After being brought back to shore, she received medical attention from paramedics before being taken to hospital for stitches.
Having later been released, the woman said in a statement: “I just wanted to say that despite how the trip ended, it was amazing to see such majestic creatures in the wild and I don’t for a second want this freak event to tarnish the reputation of an already persecuted species.
"I wanted to thank everyone for their amazing actions. What was a very scary incident was made so much easier by the kindness and calmness of the people around me.
"Thank you to the trip team for getting me back to shore quickly and carefully and making me feel as safe as I possible could."

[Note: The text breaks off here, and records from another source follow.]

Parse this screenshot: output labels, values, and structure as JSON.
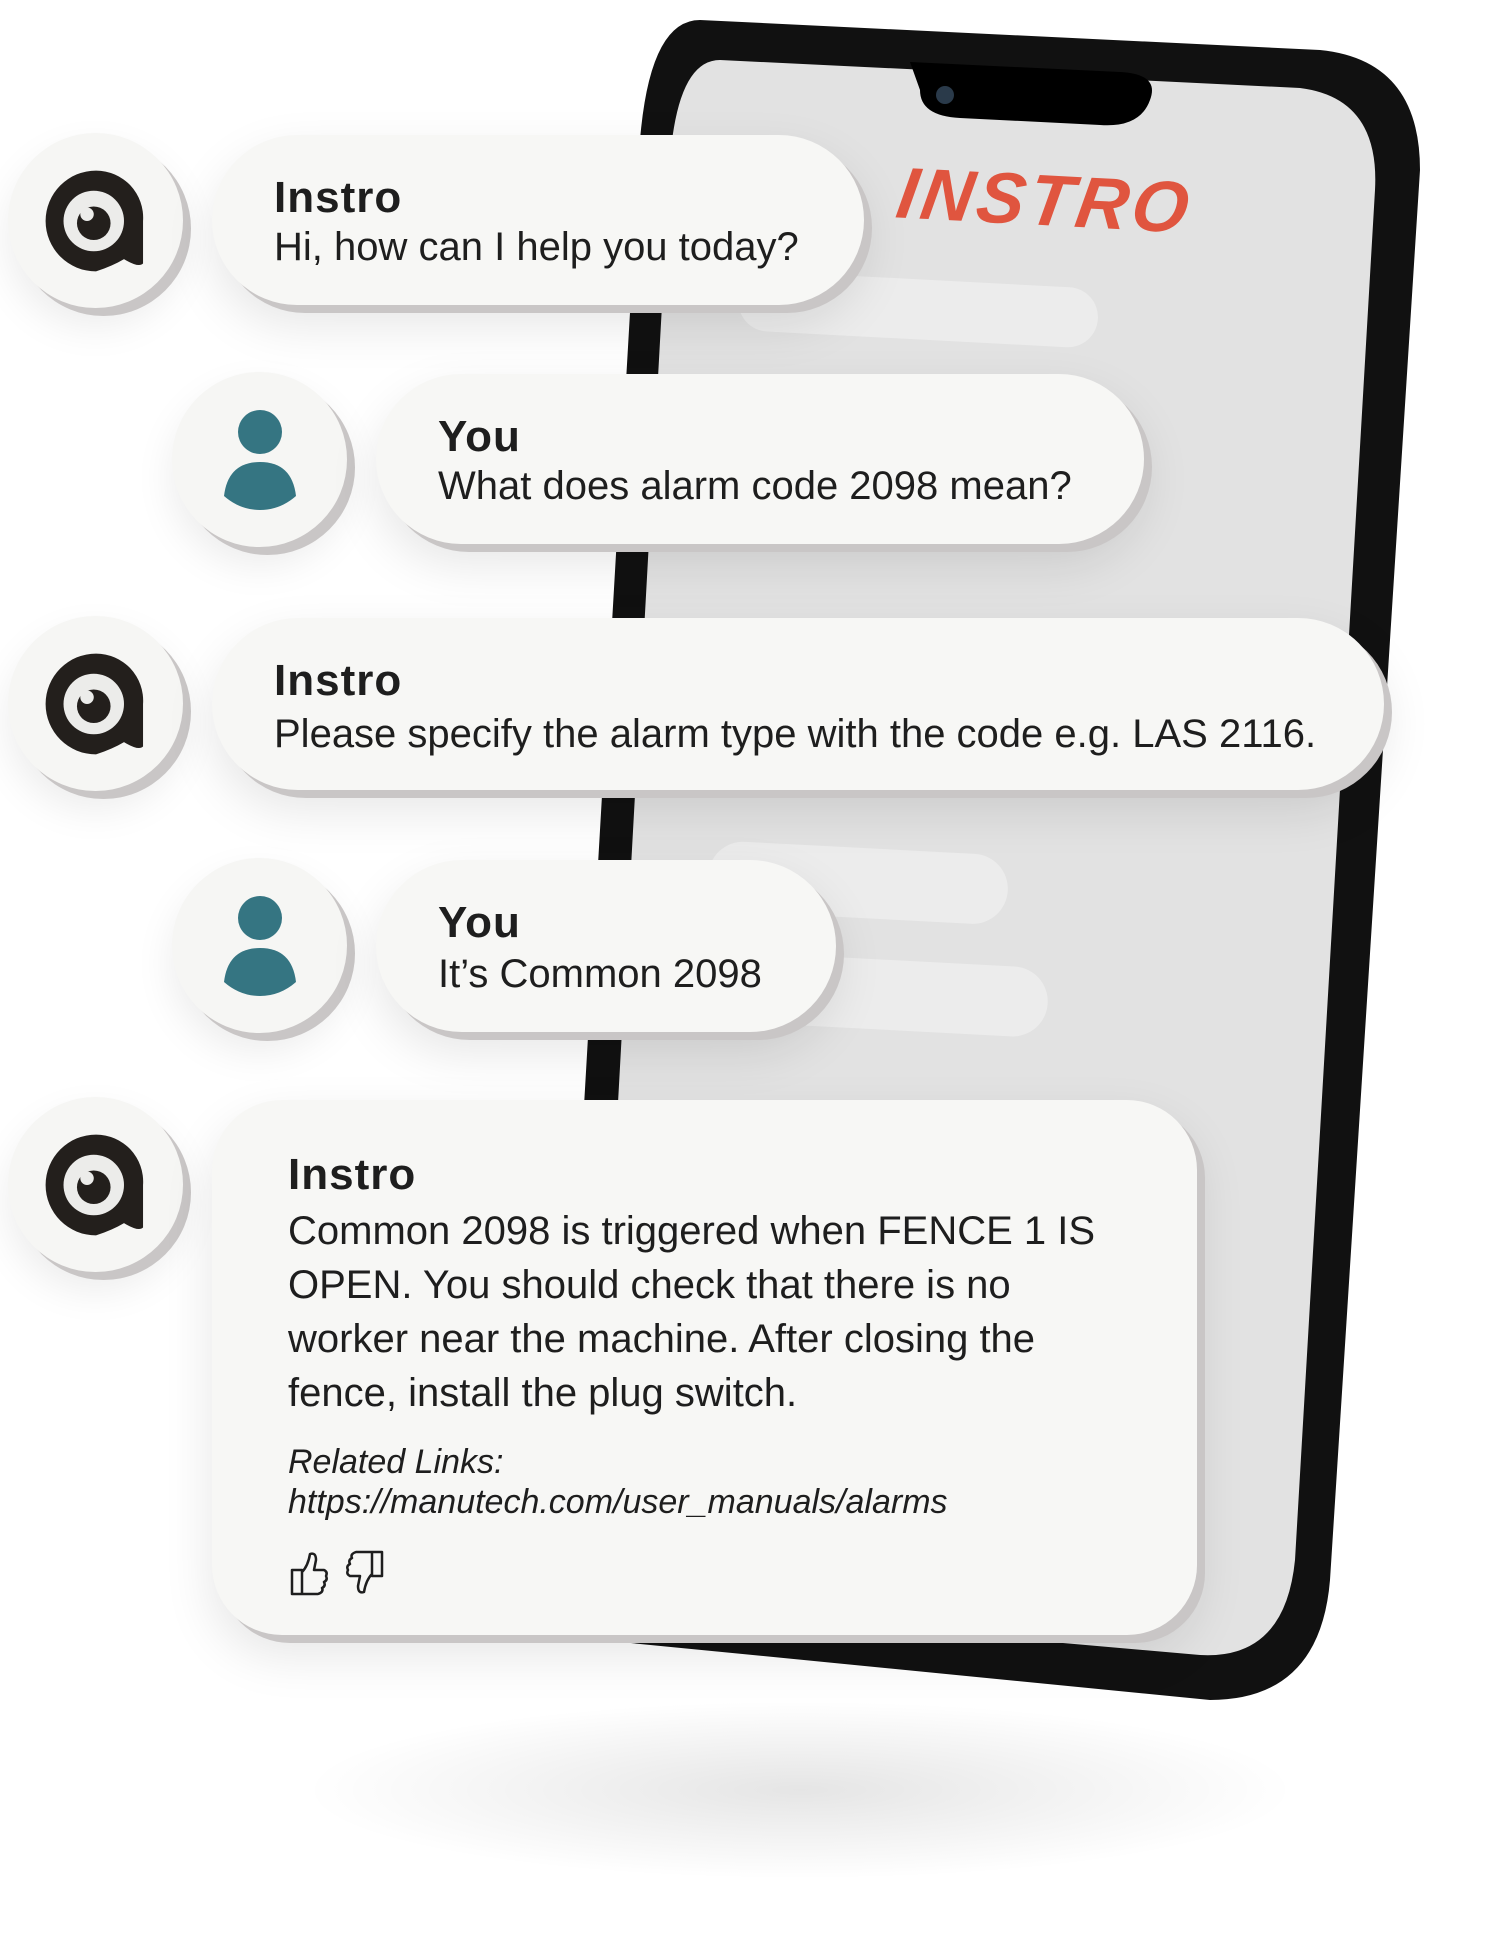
{
  "brand": {
    "logo_text": "INSTRO",
    "accent_color": "#e0553f"
  },
  "colors": {
    "bot_avatar": "#231f1c",
    "user_avatar": "#357582",
    "bubble_bg": "#f7f7f5"
  },
  "messages": [
    {
      "sender": "Instro",
      "role": "bot",
      "text": "Hi, how can I help you today?"
    },
    {
      "sender": "You",
      "role": "user",
      "text": "What does alarm code 2098 mean?"
    },
    {
      "sender": "Instro",
      "role": "bot",
      "text": "Please specify the alarm type with the code e.g. LAS 2116."
    },
    {
      "sender": "You",
      "role": "user",
      "text": "It’s Common 2098"
    },
    {
      "sender": "Instro",
      "role": "bot",
      "lines": [
        "Common 2098 is triggered when FENCE 1 IS",
        "OPEN.  You should check that there is no",
        "worker near the machine.  After closing the",
        "fence, install the plug switch."
      ],
      "related_label": "Related Links:",
      "related_link": "https://manutech.com/user_manuals/alarms",
      "feedback": [
        "thumbs-up-icon",
        "thumbs-down-icon"
      ]
    }
  ]
}
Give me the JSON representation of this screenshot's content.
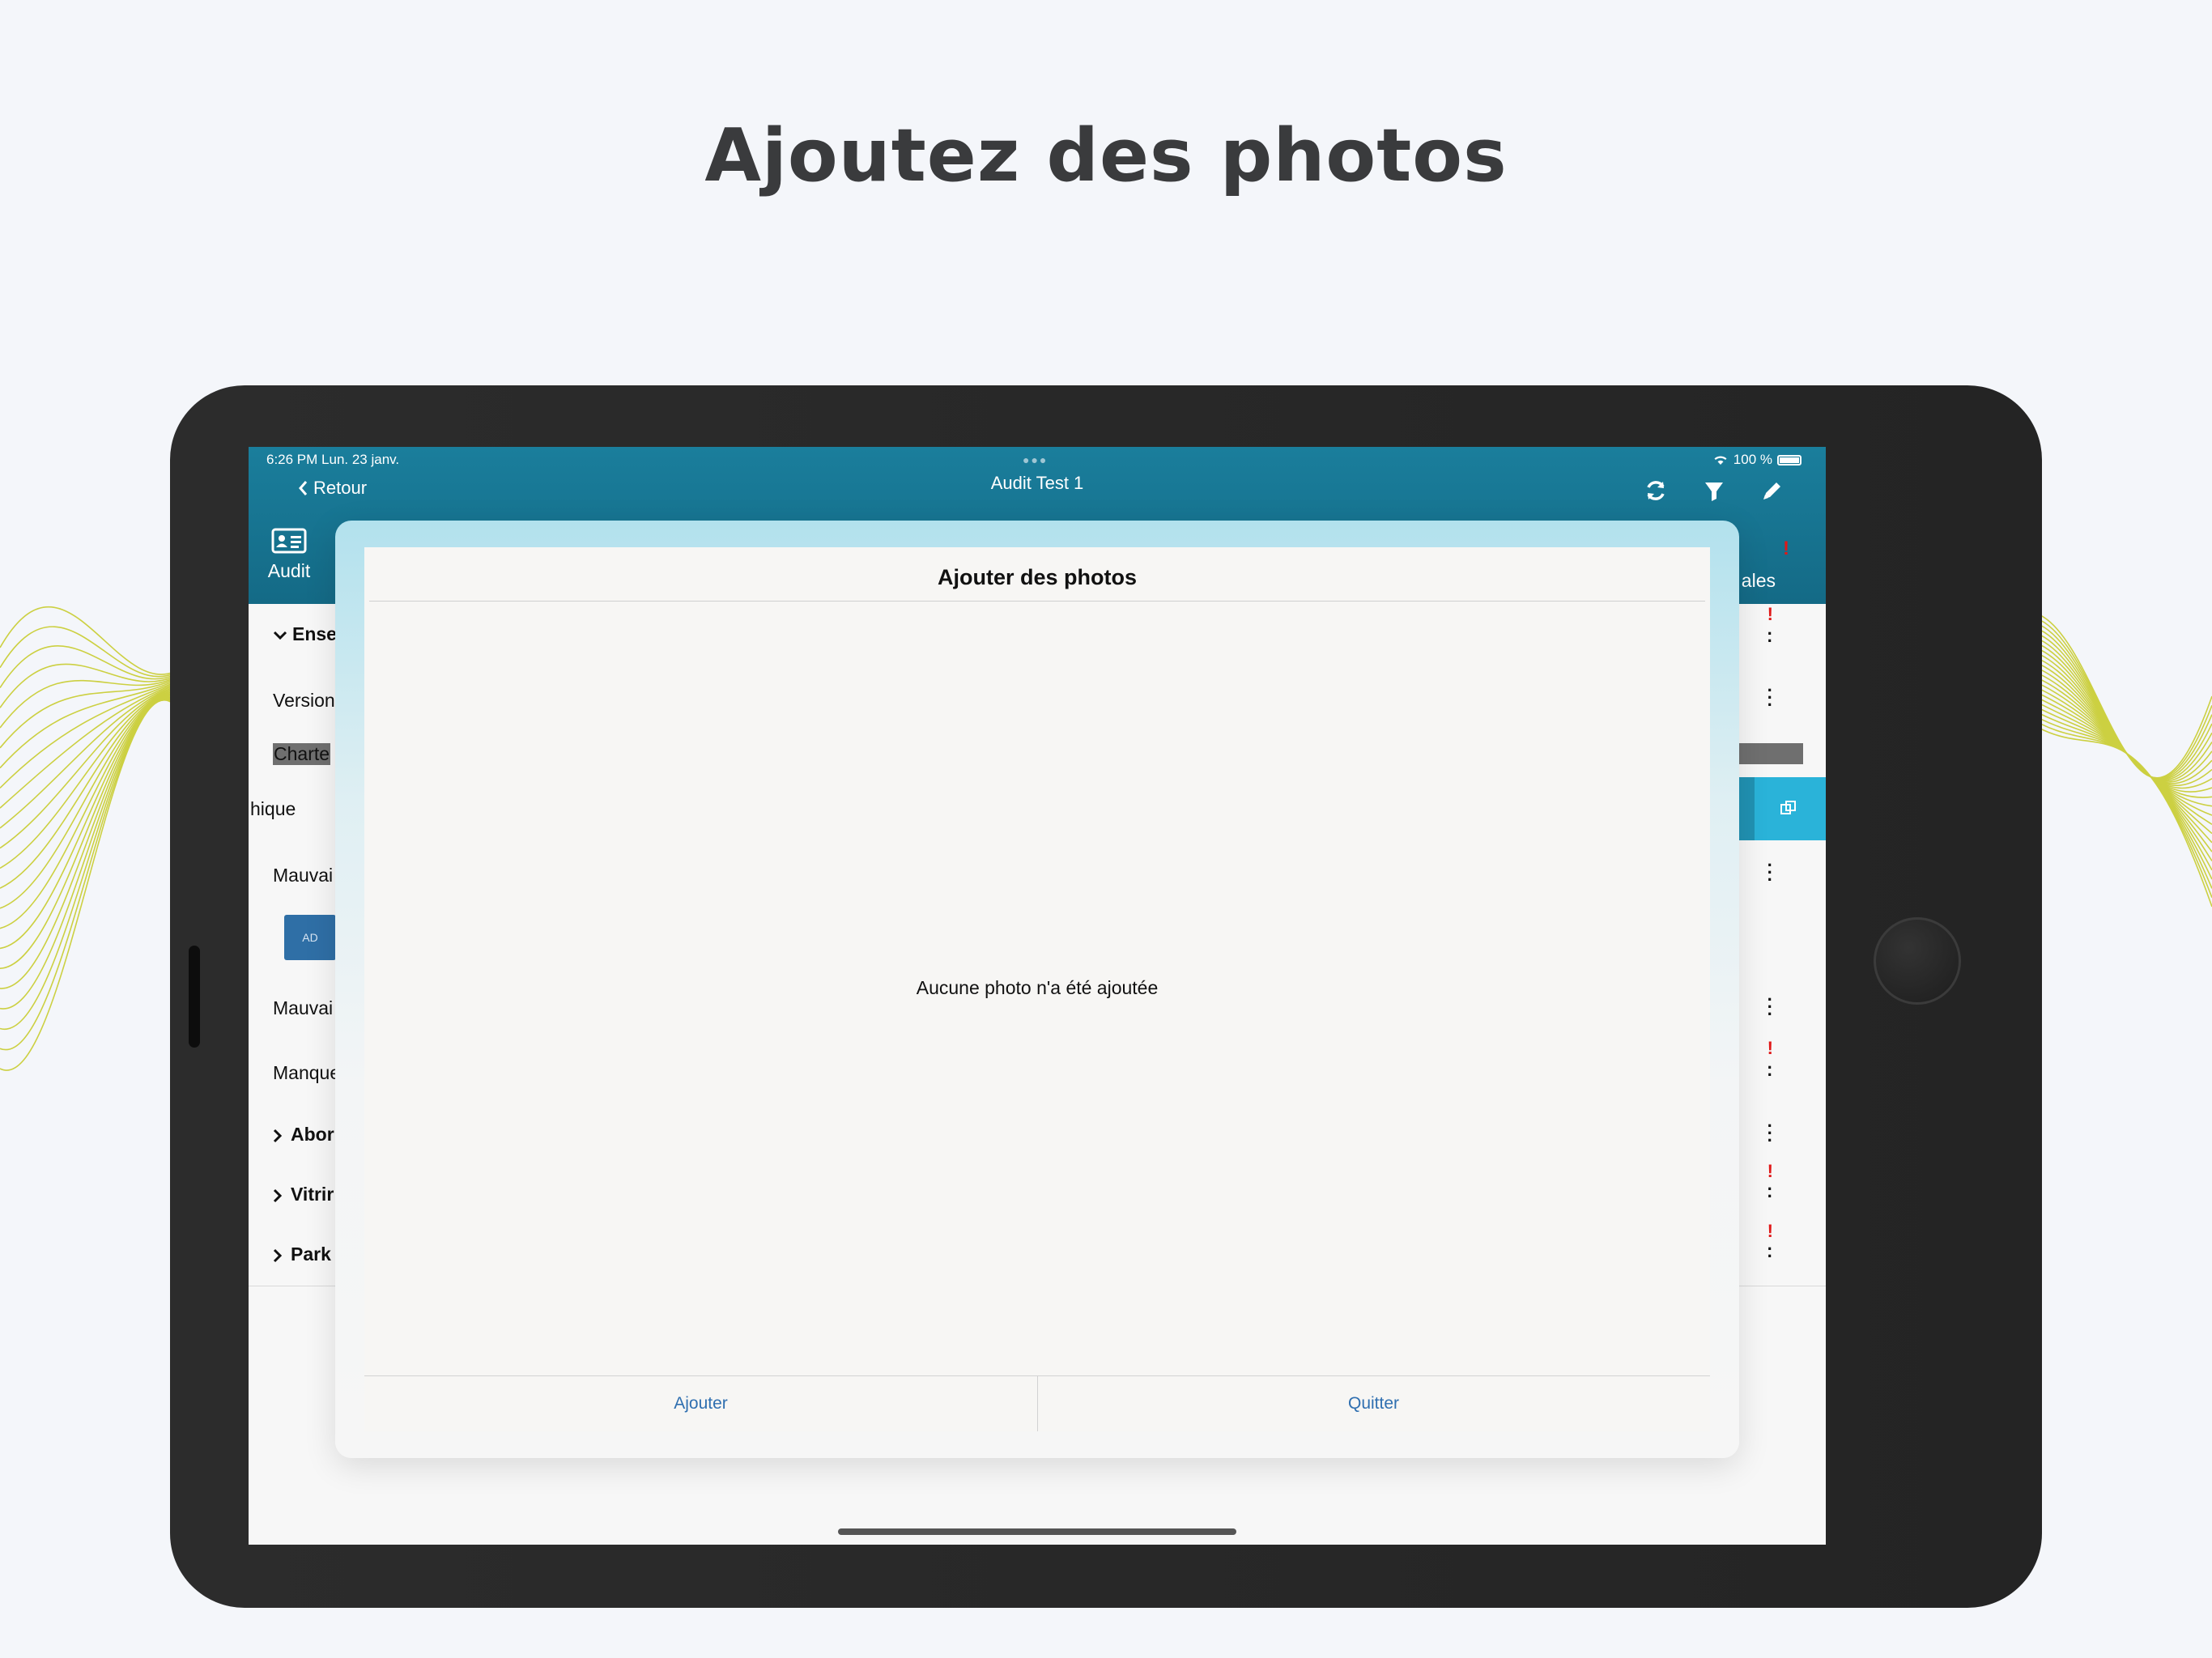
{
  "headline": "Ajoutez des photos",
  "status_bar": {
    "time_date": "6:26 PM   Lun. 23 janv.",
    "battery": "100 %"
  },
  "nav": {
    "back_label": "Retour",
    "title": "Audit Test 1"
  },
  "tabs": {
    "audit_label": "Audit",
    "right_partial_label": "ales"
  },
  "rows": [
    {
      "label": "Ense",
      "bold": true
    },
    {
      "label": "Version"
    },
    {
      "label": "Charte"
    },
    {
      "label": "hique"
    },
    {
      "label": "Mauvai"
    },
    {
      "label": "AD"
    },
    {
      "label": "Mauvai"
    },
    {
      "label": "Manque"
    },
    {
      "label": "Abor",
      "bold": true
    },
    {
      "label": "Vitrir",
      "bold": true
    },
    {
      "label": "Park",
      "bold": true
    }
  ],
  "modal": {
    "title": "Ajouter des photos",
    "empty_message": "Aucune photo n'a été ajoutée",
    "add_button": "Ajouter",
    "quit_button": "Quitter"
  },
  "colors": {
    "accent": "#1a7e9c",
    "modal_link": "#2f6fb0",
    "alert": "#e01818",
    "wave": "#c8cc2e"
  }
}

She added: "We all take these risks when we enter the habitat of a predator and we can never completely predict the reactions of a wild animal."
After the incident, HM Coastguard said it is believed the injury was caused by a suspected shark bite.
If confirmed, it would mark the first incident of its kind in 175 years.
A spokesperson for HM Coastguard said: "HM Coastguard sent Penzance Coastguard Rescue Team to meet a snorkeler who suffered a suspected shark bite.
"The coastguard was notified just before 12.30pm on Thursday (July 28). It is believed the swimmer suffered a leg injury.
"The coastguard team met the casualty at Penzance harbour to assist with passing them into the care of the ambulance service."
According to Historic Cornwall, there are four predatory shark species that frequent the Cornwall coast, including the blue, porbeagle, thresher and mako shark.
But overall, attacks in British waters tend to occur only when the sea creatures are provoked during human activities such as fishing.
If the shark bite is confirmed it will be the first unprovoked shark attack in British waters since 1847.
The boat tour agency that organised the woman’s snorkelling trip warned against drumming up ‘bad press’ for sharks in the wake of the incident.
It said in a statement: "As we know, these things can happen when we choose to interact with wild animals in their own environment.
"The last thing we want is to let speculation drive the media into a world of bad press for the sharks, under no fault of their own."